Cybercrime Pulls in $1m Every Minute
More than $1m is lost every minute to cybercrime, while 1861 people fall victim to scams.
According to research by RiskIQ of proprietary and third-party research, despite businesses spending $171,233 every minute on cybersecurity, $1,138,888 is lost to cybercrime.
Its research found that every 60 seconds:
- 1.5 organizations fell victim to ransomware attacks, with an average cost to businesses of $15,221
- A new site appeared running the CoinHive cryptocurrency mining script
- Four potentially vulnerable web components were discovered
It also found that a new phishing domain appears every five minutes, and a new site running the CoinHive cryptocurrency mining script was detected every 10 minutes.

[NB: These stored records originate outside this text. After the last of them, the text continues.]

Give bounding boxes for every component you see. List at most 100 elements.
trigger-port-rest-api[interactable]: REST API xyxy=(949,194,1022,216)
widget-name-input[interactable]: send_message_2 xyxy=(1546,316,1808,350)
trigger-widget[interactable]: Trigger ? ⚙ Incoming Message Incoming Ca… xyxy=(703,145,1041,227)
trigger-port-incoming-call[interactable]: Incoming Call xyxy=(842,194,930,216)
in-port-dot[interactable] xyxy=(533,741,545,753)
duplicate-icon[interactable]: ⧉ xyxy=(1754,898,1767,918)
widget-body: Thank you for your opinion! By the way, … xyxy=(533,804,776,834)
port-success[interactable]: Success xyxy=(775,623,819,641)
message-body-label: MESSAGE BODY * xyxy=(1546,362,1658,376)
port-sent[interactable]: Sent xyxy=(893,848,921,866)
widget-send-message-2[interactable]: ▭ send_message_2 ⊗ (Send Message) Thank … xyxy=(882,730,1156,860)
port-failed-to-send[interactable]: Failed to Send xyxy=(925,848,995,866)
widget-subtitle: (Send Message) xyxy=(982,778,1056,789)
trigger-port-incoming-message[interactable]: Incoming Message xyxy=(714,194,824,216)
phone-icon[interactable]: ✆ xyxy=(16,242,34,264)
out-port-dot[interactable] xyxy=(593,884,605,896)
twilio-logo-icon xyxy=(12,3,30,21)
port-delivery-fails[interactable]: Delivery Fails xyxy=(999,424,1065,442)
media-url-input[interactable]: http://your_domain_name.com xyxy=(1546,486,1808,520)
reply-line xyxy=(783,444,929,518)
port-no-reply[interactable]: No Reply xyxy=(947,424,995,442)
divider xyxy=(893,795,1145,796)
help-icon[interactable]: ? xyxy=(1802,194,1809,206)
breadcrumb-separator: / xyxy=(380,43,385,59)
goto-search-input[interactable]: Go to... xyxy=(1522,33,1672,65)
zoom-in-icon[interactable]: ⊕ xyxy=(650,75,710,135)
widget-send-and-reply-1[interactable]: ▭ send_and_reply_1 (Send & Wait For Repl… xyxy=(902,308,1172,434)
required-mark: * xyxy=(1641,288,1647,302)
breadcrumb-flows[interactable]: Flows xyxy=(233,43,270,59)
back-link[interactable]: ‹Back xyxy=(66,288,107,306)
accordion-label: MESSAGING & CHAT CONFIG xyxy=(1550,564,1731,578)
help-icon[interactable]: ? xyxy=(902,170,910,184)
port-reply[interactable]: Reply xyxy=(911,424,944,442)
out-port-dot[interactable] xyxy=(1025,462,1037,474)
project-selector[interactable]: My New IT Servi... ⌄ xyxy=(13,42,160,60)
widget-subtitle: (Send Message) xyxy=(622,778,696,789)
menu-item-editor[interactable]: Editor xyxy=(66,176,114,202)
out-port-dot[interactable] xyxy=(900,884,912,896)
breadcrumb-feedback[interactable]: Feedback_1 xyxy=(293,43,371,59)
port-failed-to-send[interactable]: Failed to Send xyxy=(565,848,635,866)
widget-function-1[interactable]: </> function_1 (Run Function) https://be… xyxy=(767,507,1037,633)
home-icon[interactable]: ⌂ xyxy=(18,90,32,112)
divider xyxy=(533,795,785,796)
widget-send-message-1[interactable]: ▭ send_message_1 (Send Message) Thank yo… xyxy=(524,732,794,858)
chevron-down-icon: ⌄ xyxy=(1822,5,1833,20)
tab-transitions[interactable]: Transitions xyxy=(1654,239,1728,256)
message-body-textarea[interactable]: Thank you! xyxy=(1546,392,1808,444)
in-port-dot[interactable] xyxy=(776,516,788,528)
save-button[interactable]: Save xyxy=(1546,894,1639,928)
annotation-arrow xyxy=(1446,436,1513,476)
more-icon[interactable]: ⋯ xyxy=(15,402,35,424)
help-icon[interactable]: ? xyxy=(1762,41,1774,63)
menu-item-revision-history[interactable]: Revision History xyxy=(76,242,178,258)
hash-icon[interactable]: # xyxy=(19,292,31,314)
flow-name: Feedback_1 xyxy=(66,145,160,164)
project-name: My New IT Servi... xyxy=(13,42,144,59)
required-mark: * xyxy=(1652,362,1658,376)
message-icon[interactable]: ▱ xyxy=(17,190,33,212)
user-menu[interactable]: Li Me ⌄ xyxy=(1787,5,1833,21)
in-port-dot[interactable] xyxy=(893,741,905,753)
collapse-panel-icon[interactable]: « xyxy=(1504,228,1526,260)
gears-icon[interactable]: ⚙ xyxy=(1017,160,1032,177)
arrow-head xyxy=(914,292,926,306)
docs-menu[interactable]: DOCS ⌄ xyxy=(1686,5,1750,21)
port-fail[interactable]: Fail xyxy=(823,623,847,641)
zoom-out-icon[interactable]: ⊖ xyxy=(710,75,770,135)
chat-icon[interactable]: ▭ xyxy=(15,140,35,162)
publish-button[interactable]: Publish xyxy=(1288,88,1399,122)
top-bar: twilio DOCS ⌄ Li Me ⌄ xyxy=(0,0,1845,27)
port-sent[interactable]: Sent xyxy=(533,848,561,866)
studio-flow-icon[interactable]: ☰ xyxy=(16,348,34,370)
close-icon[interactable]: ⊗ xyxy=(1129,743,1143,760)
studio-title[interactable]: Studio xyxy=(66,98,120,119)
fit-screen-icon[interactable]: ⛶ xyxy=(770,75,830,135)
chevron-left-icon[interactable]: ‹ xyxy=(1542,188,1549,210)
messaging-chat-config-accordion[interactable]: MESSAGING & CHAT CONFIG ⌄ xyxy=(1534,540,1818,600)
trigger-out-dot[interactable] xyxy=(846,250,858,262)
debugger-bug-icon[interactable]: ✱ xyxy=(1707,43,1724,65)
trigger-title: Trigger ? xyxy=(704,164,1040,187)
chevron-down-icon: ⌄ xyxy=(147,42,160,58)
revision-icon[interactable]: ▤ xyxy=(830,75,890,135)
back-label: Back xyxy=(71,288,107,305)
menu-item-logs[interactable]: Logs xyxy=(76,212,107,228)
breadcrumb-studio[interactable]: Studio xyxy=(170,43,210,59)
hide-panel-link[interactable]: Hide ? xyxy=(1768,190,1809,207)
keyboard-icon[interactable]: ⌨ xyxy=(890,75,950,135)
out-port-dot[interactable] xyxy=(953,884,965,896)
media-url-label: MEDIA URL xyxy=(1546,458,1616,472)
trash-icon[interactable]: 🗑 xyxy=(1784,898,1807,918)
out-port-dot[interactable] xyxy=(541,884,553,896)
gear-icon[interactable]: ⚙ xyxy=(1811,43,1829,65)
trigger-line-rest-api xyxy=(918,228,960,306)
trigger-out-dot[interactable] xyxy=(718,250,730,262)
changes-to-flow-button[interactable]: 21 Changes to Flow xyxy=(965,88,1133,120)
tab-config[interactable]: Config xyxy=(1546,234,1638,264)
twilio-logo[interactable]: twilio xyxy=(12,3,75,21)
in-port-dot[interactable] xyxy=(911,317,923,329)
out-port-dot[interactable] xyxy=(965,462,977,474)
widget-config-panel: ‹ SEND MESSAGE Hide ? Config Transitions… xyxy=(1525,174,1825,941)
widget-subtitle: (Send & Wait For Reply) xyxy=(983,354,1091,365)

In an email to Infosecurity, security author Raef Meeuwisse said that cybercrime continues to be a profitable industry, and cyber-criminals continually evolve their tactics to remain one step ahead of the average cybersecurity function.
He said: “Cybercrime and cybersecurity co-exist in a constant cycle of innovation. As one particular criminal trend towards a particular technique increases, so the security functions create or strengthen the required defenses.
“However, it is evident at both the level of personal and organizational cybersecurity that spending is usually too low. In fact, most of these cyber-criminals are not going after the hard targets with great defenses, they are targeting the low hanging fruit – and there is still far too much of it.”
He said that despite the examples cited by RiskIQ, he still has regular conversations where a person will talk about someone they know who has lost a fortune through an online scam, “yet they are still reluctant to consider paying £5 a month for home security software or even sparing the time to strip administration (installation) rights from their day-to-day account.”
RiskIQ CEO Elias Manousos said: “Leveraging the latest research as well as our own global threat intelligence, we're defining the sheer scale of attacks that take place across the internet to help businesses better understand what they’re up against on the open web.
“As companies innovate online to make more meaningful touchpoints with their customers, partners, and employees, attackers prey on their lack of visibility into their internet-facing attack surface to erode users’ trust and access credentials and sensitive data. Businesses must realize that they are vulnerable beyond the firewall, all the way across the open internet.”